In a recent study from Penn Medicine, researchers find that a common hormone therapy to treat prostate cancer may double a man’s risk of dementia, regardless of his age.
Androgens (male hormones) normally play a key role in stimulating prostate cell growth.
Thus, therapies that suppress androgen production or activity are often used in treating prostate tumors.
Androgen deprivation therapy (ADT) is a mainstay of treatment for prostate cancer since the 1940s.
It is currently used in over half million men in the United States.
But drastically reducing androgen activity can have adverse side-effects.
For example, studies have found links between low testosterone levels and chronic health conditions like obesity, diabetes, high blood pressure, and heart disease.
All these conditions are also known risk factors for dementia.
Research in recent years also has linked ADT and low testosterone to cognitive deficits.
It also has shown that men with Alzheimer’s tend to have lower testosterone levels, compared to men of the same age who don’t have the disease.
In the current study, the researchers analyzed the medical records of almost 9,500 prostate cancer patients who received ADT vs. those who did not strongly supports that possibility.
The team used a novel and sophisticated “text-processing” method to analyze electronic medical records from patients treated at an academic medical center from 1994 to 2013, with a median follow-up of 3.4 years.
The team identified 9,277 men with prostate cancer with a mean age of 66.9 years, including 1,826 men who received ADT.
They found that the ADT group, compared to the control group, had much more cases of dementia in the years following the initiation of ADT.
The absolute increased risk of developing dementia was 4.4% at five years: 7.9% among those who received ADT vs 3.5% in those who did not, which is more than double the risk.
The researchers also found a “dose-response effect”: Patients who had been receiving ADT for at least 12 months had the greatest risk of dementia.
There was no evidence of an interaction between ADT and age. The risk was doubled in both age groups.
The probability of developing dementia at five years was 13.7% in men over 70 who had ADT vs. 6.6% in men over 70 who did not.
For men younger than 70, it was 2.3% in those who had the therapy vs. 1% for those who did not.

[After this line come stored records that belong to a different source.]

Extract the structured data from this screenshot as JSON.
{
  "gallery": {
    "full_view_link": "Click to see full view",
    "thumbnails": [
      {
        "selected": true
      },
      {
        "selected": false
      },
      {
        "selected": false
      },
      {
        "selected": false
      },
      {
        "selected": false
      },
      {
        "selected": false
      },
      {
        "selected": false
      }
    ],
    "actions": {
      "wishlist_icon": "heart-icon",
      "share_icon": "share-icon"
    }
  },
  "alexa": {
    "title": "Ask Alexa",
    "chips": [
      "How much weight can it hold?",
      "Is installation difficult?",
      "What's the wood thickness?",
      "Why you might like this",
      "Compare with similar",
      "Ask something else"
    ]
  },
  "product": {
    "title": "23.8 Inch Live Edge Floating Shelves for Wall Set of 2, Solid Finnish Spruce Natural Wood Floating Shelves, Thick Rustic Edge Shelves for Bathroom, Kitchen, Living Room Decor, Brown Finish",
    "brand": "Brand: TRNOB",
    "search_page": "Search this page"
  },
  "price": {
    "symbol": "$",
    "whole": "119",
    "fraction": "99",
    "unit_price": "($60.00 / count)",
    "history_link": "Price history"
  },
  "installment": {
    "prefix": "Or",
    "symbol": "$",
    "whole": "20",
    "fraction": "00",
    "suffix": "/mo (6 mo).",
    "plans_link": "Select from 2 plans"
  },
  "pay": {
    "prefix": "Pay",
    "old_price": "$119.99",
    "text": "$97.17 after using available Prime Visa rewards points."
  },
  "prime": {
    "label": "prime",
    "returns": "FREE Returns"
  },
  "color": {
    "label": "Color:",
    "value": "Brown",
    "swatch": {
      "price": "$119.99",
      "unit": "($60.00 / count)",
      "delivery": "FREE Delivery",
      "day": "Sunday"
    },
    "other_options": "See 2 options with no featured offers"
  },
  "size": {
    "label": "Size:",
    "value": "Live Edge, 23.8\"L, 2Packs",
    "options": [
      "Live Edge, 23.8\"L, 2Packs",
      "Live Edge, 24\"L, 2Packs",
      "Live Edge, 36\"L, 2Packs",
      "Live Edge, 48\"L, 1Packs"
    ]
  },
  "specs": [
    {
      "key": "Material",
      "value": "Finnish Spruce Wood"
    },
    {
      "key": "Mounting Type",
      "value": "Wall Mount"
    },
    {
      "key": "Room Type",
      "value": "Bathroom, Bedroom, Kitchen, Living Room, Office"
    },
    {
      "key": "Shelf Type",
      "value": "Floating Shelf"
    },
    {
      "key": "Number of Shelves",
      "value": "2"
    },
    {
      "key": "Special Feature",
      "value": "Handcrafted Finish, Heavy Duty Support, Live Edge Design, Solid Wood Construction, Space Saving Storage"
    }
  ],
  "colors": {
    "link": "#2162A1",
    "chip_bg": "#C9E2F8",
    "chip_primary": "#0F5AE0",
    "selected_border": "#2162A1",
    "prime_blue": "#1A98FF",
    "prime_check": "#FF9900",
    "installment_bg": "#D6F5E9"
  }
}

The researchers suggest that there are more than one plausible mechanisms that may explain the association between ADT and dementia.
For instance, testosterone has a general protective effect on brain cells, so that lowering testosterone would leave the brain less able to resist the processes leading to dementia and Alzheimer’s.
The researchers warn that the findings do not prove that ADT increases the risk of dementia, but the study suggests a broader neurocognitive risk associated with the testosterone-lowering therapy.
The study is published in JAMA Oncology.